CMR provides information that other imaging tests cannot. It is considered the gold standard for assessing the structure and function of the heart muscle, and is particularly valuable for diagnosing cardiomyopathies, myocarditis, cardiac sarcoidosis, amyloidosis, and congenital heart disease. It can also precisely measure heart chamber volumes and pumping function, and detect areas of scarring or inflammation within the heart muscle.

During the test

A cannula is inserted for injection of a contrast agent called gadolinium, which highlights areas of scarring or inflammation. The scan takes approximately 45–75 minutes. You will be asked to hold your breath briefly and repeatedly during the scan to reduce movement artefact. The scanner can be noisy — ear protection is provided. Most modern pacemakers and metallic implants are MRI-compatible, but please inform us of any devices or implants before your appointment so we can confirm safety in advance.

Overview

Direct current cardioversion (DCR) is a procedure used to restore a normal heart rhythm in patients with certain abnormal heart rhythms — most commonly atrial fibrillation (AF) or atrial flutter. A controlled electrical shock is delivered through adhesive pads placed on the chest, which briefly interrupts the abnormal electrical circuit and allows the heart's natural pacemaker to resume control. DCR is performed under a short general anaesthetic, so patients are fully asleep and unaware of the procedure.

Purpose of test

DCR is used to convert an abnormal heart rhythm back to normal sinus rhythm. It is often recommended when rate-controlling medications alone are insufficient, when symptoms such as breathlessness or palpitations are significantly affecting quality of life, or as part of a planned rhythm-control strategy. In patients with AF lasting more than 48 hours, anticoagulation (blood thinning medication) is required for a period before and after the procedure to reduce the risk of stroke.

During the procedure

You will need to fast for at least six hours beforehand. An intravenous cannula is inserted and a short-acting anaesthetic is given by an anaesthetist so you are asleep for the procedure. Adhesive electrode pads are applied to your chest and back, and a synchronised electrical shock is delivered — the entire procedure takes only a few minutes. You will wake up shortly afterward in the recovery area. Most patients are ready to go home within two to three hours, and you will need someone to drive you. Your cardiologist will discuss whether ongoing anticoagulation and rhythm-control medications are required following the procedure.

Overview

A bubble study is a specialised echocardiographic test that uses agitated saline as a contrast agent to detect abnormal communications between the chambers of the heart. It is typically performed as an extension of a standard transthoracic echocardiogram and requires no radiation or iodine-based contrast dye.

Purpose of test

The test is most commonly used to identify a patent foramen ovale (PFO) — a small opening between the right and left sides of the heart that is present in around one in four adults. In most people a PFO causes no problems, but in some it can allow small blood clots or air bubbles to bypass the lungs and enter the arterial circulation, potentially contributing to stroke or unexplained low blood oxygen levels (hypoxia). A bubble study is frequently requested as part of the investigation for cryptogenic (unexplained) stroke, transient ischaemic attack (TIA), or unexplained hypoxia.

During the test

An intravenous cannula is inserted into a vein in your arm.
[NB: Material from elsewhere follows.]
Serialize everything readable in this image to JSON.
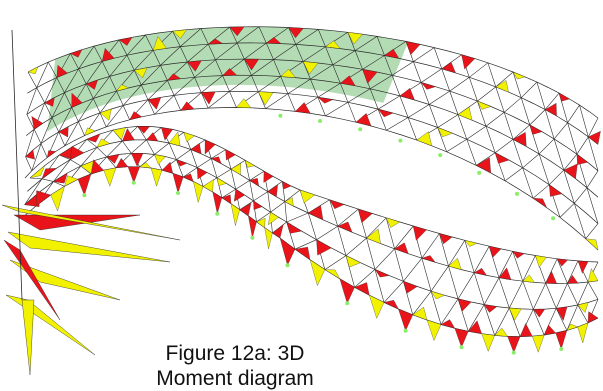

A small volume of your blood is drawn back and mixed with saline solution, then agitated briskly between two syringes to create a suspension of tiny microbubbles. This is injected rapidly into the vein while echocardiographic images of the heart are recorded. The bubbles appear as bright spots on the echo and are normally filtered out entirely by the lungs — if bubbles are seen crossing to the left side of the heart, this indicates a communication between the chambers. You will usually be asked to perform a brief Valsalva manoeuvre (bearing down as if straining) during the injection to increase right-sided heart pressures and improve the sensitivity of the test. The procedure takes approximately 10–15 minutes and is painless aside from the initial cannula insertion.